1. Connect to an individual’s play history. When interviewing adults about play in their childhood, many quote the opportunity to make something with their hands, using specific toys such as dolls, blocks and Lincoln logs and engaging with drama. Museums can encourage these connections by providing manipulative toys that allow generations to talk about their play histories while also providing things like costumes in adult sizes.

2. Expose your visitors to play. Create opportunities for visitors to slow down, sit quietly and listen, pick up a ball or sit on the floor with a child.

3. Give permission to play. Create an environment in the Museum where play feels welcome, un-judged, and people are given the opportunity to laugh at themselves in a safe place.

4. But also give permission to skip play if it’s uncomfortable for anyone.

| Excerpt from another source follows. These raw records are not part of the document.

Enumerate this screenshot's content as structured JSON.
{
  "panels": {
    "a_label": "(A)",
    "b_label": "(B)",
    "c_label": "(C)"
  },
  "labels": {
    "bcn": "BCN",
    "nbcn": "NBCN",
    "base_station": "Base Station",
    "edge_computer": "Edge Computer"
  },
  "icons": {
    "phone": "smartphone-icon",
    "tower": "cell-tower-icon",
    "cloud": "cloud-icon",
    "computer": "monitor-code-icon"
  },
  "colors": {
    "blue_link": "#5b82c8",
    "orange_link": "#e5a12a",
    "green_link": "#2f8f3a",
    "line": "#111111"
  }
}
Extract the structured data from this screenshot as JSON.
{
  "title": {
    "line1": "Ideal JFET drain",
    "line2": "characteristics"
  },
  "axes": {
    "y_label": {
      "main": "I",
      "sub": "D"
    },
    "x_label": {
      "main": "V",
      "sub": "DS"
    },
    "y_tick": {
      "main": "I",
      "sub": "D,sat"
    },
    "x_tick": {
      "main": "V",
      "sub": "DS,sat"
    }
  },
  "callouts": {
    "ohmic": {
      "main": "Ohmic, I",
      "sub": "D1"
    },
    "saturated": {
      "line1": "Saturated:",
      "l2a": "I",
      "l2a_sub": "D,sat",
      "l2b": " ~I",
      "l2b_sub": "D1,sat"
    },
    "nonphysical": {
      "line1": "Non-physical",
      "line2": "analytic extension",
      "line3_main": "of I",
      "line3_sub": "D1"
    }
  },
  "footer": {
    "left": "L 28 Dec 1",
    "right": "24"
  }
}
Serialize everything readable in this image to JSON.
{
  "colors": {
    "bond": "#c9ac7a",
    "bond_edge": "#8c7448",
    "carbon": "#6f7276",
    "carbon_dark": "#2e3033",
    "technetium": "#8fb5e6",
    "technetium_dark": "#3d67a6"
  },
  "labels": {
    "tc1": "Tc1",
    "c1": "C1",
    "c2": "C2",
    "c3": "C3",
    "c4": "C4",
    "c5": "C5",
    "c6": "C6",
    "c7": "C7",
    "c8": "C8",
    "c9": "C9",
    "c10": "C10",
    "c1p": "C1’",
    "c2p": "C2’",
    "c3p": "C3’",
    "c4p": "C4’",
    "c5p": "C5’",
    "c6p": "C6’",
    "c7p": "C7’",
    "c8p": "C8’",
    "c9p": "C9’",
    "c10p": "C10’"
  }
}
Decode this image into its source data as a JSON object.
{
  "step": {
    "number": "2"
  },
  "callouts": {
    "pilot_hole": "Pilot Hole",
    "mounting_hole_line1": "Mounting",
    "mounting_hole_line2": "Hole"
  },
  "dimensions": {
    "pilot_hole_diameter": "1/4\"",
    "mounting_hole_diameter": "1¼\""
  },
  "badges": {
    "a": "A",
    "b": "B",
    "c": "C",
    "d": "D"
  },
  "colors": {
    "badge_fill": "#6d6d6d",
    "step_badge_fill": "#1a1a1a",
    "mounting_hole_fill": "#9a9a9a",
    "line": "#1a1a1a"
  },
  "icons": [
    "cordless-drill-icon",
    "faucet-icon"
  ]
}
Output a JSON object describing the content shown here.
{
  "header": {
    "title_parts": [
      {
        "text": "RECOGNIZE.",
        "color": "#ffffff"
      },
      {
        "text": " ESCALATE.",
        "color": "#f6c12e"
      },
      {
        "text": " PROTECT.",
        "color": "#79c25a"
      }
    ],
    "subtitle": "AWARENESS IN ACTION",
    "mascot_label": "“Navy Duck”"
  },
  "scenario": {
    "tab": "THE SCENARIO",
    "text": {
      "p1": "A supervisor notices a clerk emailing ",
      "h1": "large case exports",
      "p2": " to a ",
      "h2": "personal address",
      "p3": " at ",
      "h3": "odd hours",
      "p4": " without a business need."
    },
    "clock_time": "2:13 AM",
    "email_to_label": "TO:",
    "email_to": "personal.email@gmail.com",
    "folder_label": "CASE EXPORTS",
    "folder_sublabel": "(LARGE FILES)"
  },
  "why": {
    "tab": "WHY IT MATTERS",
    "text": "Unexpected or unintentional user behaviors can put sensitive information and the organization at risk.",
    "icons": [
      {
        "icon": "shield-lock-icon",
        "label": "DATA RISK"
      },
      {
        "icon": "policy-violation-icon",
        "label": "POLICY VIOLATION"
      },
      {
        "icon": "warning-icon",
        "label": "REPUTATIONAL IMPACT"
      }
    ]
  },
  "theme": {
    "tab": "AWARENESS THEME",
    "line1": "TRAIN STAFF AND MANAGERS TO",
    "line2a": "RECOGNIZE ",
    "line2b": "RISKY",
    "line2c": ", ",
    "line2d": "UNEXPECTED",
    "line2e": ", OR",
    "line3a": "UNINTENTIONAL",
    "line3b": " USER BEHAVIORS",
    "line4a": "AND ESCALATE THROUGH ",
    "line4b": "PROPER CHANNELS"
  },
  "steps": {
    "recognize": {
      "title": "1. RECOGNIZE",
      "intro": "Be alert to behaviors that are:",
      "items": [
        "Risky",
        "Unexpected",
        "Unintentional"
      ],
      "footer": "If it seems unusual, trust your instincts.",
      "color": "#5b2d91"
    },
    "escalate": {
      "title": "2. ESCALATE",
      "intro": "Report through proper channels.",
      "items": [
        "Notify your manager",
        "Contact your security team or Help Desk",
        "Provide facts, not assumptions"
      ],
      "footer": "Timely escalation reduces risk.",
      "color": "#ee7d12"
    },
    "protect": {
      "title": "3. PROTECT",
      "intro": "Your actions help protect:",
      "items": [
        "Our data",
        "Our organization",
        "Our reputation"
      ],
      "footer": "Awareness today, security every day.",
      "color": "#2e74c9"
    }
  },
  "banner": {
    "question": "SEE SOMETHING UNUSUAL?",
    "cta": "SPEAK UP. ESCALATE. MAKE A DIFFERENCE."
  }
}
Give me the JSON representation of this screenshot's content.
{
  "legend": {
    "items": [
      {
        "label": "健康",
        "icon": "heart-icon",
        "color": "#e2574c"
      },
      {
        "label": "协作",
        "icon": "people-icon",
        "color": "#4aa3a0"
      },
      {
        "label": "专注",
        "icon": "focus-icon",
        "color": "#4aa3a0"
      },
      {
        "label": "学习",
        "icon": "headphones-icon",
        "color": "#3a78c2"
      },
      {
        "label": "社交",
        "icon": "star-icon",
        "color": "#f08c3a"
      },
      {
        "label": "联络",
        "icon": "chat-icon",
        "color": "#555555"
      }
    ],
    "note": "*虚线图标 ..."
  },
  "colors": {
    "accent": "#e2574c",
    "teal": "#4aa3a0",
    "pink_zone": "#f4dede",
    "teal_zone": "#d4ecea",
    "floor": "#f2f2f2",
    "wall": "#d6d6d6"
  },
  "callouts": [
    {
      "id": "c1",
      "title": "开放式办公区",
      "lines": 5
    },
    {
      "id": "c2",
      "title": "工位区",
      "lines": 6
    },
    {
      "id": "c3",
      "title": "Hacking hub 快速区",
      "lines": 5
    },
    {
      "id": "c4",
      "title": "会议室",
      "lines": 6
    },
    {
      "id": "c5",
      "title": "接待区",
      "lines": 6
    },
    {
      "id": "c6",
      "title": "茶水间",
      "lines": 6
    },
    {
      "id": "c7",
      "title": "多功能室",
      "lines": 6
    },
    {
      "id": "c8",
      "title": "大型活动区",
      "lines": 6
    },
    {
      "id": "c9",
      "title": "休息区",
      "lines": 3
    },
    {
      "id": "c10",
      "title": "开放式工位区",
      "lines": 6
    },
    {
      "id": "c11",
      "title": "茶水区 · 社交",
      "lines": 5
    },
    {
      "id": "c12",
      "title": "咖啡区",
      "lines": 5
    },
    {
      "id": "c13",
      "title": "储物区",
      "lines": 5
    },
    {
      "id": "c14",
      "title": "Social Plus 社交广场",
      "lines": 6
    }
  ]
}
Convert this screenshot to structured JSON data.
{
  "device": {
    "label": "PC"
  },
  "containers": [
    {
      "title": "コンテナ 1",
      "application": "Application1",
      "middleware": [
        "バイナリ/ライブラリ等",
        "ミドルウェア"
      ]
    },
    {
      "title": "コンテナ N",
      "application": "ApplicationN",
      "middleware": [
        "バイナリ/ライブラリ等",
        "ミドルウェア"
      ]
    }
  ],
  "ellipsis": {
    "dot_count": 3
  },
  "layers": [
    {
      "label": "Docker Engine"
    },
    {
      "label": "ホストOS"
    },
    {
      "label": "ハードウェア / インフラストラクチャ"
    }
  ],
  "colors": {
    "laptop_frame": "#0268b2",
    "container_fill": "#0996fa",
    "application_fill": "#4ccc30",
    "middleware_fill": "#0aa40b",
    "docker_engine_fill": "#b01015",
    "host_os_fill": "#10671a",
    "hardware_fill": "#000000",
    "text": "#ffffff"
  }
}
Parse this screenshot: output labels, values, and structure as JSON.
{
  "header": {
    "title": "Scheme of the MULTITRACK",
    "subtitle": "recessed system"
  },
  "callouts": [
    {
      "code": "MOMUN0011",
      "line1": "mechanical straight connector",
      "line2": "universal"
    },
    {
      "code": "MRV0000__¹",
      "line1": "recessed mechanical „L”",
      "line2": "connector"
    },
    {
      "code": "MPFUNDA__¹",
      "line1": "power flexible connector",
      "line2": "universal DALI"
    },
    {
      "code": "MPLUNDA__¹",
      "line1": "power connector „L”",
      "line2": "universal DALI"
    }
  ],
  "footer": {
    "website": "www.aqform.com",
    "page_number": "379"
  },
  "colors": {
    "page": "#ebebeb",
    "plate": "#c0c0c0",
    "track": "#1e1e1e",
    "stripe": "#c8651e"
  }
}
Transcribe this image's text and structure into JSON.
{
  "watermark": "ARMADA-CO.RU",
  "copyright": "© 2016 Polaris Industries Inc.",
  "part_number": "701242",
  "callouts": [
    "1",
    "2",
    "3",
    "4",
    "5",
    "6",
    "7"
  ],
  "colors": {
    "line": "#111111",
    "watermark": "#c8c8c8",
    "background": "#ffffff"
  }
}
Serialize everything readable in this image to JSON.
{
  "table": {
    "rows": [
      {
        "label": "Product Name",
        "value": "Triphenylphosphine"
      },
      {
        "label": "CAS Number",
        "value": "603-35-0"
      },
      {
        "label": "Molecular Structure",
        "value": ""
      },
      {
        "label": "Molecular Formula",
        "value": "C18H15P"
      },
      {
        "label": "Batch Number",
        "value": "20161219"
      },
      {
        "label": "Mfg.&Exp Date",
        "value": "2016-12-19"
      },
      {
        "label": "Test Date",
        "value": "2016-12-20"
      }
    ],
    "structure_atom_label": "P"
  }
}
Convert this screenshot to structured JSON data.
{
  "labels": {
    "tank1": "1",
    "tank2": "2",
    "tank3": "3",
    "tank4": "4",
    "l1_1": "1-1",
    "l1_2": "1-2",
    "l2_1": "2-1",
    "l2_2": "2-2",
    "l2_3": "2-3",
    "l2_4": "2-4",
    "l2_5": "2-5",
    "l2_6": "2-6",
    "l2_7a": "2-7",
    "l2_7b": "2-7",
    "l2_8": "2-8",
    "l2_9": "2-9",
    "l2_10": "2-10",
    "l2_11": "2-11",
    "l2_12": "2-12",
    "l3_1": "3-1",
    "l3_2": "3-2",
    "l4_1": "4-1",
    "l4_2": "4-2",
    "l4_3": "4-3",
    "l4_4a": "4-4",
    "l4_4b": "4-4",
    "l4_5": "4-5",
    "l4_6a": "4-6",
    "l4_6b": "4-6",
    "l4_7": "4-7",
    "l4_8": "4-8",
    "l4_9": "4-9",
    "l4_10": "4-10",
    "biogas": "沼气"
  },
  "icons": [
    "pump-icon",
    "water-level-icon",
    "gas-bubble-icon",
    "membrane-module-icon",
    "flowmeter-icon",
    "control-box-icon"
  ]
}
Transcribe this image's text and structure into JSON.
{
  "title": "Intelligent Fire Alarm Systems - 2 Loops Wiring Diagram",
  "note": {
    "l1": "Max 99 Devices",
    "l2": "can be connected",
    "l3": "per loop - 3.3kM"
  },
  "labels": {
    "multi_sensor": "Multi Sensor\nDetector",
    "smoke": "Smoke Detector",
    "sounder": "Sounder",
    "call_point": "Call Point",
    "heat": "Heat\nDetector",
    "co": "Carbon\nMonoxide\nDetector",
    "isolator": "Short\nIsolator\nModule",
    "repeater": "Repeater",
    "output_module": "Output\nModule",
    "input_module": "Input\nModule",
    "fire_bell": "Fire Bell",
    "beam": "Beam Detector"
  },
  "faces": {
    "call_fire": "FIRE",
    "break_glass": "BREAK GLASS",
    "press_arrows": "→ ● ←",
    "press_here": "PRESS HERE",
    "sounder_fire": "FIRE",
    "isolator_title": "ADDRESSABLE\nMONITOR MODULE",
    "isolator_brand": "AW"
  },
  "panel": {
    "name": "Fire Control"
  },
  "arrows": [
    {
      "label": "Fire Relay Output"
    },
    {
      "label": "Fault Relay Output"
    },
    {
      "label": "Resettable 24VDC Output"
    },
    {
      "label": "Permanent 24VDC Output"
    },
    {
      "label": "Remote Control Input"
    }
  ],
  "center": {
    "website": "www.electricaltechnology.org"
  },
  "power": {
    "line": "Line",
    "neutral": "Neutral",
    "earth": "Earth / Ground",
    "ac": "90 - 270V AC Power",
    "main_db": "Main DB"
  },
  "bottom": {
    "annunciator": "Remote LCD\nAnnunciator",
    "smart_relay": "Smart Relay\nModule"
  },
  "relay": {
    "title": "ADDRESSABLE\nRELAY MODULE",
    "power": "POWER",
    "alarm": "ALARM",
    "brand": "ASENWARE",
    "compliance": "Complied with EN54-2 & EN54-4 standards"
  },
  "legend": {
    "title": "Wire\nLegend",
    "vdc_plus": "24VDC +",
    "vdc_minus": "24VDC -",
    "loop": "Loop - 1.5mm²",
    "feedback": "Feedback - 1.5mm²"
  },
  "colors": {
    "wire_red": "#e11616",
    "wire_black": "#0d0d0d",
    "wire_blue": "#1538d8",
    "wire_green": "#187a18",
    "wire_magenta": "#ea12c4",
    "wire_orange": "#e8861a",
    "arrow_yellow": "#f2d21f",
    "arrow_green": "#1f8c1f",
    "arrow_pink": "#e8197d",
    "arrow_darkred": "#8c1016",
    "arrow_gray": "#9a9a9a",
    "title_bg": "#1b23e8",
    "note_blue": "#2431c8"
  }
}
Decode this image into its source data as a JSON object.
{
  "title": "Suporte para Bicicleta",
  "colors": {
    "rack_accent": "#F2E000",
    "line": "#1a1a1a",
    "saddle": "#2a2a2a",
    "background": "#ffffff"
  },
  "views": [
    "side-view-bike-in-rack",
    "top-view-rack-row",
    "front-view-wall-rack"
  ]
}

5. Be active. Museums can creatively present so many ideas and objects through innovative means and can include movement. One of my favorite programs at the Tate Britain was in conjunction with an exhibit of Francis Bacon paintings. They had a movement program called “bend it like Bacon,” which invited visitors to mock the sometimes very strange positions of models in the paintings.

6. Create a safe environment. Free your visitors from the fear that they might fail or look silly when playing. Staff can model play and put visitors at lease and areas where visitors might make funny faces or do something silly might have some privacy walls.

Dr. Seuss’ was an individual who never stopped playing or encouraging play in others through his many books. In honor of his birthday last month here is one of his quotes: “I like nonsense, it wakes up the brain cells. Fantasy is a necessary ingredient in living. It’s a way of looking at life through the wrong end of a telescope. Which is what I do, and that enables you to laugh at life’s realities.” I think Dr. Brown couldn’t agree more.